Merry Christmas review

:. Director: Christian Carion
:. Starring: Diane Kruger, Benno Furmann
:. Running Time: 1:56
:. Year: 2005
:. Country: France


  


Set during World War I, Merry Christmas is based on numerous accounts that French and German enemy forces found peace for a brief moment on the frontlines by fraternizing to celebrate Christmas. From this intriguing story and premise that could have lead to an interesting work of contrast between the traumatic experience of this nasty war and an unexpected Christmas celebration, writer-director Christian Carion (The Girl from Paris) preferred to build a cartoonish film filled with easy jokes and patchouli hippy messages.

It's a couple of German opera singers giving a recital in the trenches — go figure! — who will serve as the catalyst for a Christmas festivity that will gather allied French and Scottish soldiers with their German nemeses. From soldiers to officers, everybody — there is one damn recalcitrant though who doesn't share the spirit of Christmas! — will become friend, sharing mass, champagne, wine, pictures of each other's wives, playing cards and soccer, like a group of alumni who haven't seen each other in 10 years. When the bombs start falling, they will even invite each other to share trenches in order to save the lives of these new brothers. Once Christmas is over, rather than going back to exterminating each other, which is what certainly happened in real life, they all get dispatched on different fronts — thank God for screenwriting happy endings.

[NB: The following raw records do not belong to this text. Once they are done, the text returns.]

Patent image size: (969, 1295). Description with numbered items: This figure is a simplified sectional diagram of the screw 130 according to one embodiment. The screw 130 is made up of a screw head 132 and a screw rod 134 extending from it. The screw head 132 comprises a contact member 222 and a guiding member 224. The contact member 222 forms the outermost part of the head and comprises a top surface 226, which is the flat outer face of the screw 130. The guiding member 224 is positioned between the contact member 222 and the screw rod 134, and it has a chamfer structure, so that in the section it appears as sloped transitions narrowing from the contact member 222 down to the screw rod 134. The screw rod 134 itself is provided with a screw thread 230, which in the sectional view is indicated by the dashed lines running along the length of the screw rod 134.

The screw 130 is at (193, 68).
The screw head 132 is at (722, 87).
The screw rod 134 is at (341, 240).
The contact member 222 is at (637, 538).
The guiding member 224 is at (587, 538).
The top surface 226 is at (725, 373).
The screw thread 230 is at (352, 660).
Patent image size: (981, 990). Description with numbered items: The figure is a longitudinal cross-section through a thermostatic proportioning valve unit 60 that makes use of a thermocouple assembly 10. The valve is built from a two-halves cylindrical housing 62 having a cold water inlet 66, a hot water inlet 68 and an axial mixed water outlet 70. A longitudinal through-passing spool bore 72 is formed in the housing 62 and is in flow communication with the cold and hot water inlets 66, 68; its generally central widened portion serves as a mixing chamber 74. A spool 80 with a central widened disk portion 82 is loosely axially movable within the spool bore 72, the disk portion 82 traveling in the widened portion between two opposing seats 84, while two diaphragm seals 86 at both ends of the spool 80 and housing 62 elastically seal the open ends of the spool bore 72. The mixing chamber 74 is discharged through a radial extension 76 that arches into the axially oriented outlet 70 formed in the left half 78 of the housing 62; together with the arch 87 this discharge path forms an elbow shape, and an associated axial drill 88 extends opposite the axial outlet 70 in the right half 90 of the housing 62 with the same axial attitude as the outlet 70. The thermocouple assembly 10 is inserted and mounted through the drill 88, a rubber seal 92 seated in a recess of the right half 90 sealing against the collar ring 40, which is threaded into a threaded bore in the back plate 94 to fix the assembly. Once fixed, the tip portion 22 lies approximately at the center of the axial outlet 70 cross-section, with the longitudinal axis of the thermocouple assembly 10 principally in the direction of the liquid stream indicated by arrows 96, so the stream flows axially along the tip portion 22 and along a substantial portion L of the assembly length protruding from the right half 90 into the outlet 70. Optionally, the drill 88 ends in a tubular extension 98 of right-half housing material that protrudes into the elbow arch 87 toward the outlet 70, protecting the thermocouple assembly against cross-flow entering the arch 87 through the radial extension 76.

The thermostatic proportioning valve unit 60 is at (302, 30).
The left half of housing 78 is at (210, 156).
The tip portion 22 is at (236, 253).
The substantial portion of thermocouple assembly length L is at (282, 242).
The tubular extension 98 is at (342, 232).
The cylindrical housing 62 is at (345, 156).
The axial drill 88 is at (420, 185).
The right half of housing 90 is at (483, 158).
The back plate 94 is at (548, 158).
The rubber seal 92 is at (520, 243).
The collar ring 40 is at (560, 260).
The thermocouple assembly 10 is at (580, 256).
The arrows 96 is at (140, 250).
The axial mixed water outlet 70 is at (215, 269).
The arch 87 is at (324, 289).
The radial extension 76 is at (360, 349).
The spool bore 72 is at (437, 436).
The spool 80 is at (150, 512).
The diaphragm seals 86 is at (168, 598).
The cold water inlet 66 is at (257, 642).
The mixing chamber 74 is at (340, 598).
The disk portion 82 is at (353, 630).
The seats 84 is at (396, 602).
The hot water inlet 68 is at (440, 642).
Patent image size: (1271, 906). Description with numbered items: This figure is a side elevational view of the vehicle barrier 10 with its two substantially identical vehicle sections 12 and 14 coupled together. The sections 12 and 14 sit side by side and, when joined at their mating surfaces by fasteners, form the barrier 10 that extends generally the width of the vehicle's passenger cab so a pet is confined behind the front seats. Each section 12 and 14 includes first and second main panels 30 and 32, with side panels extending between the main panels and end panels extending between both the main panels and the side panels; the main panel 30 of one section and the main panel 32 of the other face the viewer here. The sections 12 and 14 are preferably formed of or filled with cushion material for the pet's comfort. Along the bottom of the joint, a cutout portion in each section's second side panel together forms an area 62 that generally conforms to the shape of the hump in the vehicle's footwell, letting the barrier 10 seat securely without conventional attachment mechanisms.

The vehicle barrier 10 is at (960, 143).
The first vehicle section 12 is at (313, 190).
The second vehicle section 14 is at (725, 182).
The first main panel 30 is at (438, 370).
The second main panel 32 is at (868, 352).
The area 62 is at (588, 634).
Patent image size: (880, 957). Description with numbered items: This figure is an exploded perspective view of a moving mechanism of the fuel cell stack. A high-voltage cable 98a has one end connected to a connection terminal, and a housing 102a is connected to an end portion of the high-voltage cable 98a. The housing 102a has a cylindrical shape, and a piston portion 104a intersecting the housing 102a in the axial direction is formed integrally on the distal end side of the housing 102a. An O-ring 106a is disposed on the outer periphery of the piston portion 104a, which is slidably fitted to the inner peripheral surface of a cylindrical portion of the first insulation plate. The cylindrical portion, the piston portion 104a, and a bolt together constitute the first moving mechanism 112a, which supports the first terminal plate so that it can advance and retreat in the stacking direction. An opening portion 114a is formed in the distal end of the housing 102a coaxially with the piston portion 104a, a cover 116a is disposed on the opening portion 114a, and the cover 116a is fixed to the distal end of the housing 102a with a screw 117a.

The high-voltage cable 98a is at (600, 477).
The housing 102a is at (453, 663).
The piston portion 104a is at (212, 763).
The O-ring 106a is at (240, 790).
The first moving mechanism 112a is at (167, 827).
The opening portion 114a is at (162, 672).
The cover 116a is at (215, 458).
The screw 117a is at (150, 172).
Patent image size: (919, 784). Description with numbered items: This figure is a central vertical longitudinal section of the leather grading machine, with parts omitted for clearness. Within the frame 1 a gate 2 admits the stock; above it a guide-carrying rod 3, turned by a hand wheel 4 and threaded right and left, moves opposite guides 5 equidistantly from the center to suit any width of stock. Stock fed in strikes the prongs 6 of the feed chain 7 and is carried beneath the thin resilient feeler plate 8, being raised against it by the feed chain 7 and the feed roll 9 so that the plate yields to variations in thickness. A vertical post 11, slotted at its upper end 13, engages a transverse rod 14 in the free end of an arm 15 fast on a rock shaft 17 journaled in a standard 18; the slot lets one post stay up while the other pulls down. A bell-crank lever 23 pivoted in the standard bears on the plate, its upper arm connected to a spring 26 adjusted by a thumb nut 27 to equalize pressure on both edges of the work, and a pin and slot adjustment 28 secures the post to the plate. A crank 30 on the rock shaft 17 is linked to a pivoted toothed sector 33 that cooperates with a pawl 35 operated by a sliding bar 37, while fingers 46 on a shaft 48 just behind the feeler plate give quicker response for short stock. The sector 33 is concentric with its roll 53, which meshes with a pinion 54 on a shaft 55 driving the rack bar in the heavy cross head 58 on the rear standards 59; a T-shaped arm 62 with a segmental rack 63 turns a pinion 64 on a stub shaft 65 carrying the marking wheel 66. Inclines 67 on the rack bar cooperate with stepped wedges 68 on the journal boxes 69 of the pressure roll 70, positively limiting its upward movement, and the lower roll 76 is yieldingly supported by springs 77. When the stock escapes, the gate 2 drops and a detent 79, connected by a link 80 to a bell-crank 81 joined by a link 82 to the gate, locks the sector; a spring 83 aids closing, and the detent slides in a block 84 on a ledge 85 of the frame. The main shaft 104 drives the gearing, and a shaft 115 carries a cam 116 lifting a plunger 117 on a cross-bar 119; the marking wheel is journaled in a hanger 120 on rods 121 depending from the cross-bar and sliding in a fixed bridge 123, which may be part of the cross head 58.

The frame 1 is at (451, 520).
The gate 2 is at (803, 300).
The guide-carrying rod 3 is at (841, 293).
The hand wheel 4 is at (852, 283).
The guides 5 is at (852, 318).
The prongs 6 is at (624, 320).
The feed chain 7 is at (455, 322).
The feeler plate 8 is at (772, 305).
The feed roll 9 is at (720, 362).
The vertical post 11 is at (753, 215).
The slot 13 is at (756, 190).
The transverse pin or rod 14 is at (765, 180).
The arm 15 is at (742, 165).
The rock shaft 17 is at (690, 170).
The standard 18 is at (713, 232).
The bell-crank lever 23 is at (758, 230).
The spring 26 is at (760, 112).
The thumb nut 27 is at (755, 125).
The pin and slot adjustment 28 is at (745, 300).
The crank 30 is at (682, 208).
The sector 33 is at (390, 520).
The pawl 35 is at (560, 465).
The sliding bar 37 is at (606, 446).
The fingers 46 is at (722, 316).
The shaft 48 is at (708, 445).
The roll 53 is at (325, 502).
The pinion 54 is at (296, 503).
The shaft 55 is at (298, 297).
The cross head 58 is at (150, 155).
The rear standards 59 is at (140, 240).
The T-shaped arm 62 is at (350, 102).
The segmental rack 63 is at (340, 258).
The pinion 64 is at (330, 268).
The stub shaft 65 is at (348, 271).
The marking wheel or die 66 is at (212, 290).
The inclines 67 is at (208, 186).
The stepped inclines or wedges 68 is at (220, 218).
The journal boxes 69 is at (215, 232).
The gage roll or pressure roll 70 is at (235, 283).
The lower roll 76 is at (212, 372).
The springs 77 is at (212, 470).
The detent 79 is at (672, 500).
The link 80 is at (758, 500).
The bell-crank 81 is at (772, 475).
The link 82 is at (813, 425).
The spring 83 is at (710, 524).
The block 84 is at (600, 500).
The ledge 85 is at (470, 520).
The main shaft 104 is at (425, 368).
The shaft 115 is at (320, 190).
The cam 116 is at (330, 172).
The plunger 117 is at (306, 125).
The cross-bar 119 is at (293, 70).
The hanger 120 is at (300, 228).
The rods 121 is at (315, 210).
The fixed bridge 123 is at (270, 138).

While known as an excessively atrocious war, it looks like World War I seems to have emerged since A Very Long Engagement as a pretext for cheesy melodramas, maybe a new trend among filmmakers who aim at seducing a mainstream American audience — think Gone with the Wind crosses Pearl Harbor with an exotic French accent.

While French cinema has as much the right to make epic melodramatic films as its American counterpart, the issue here is that it distorts history in a grotesque way, and that the uneducated spectator will swallow without a blink this obscure version of events. There are moments that are so ridiculous that they provoke unintentional laughs, most particularly the scene where the tenor sings between the trenches while holding a Christmas tree. While aiming at an international audience, Carion rejects any kind of historic responsibility as a storyteller to serve up an easy farce. It's not his "great message of fraternization and brotherly love", already seen in numerous American civil war movies, that will save this Christmas from being a failed celebration.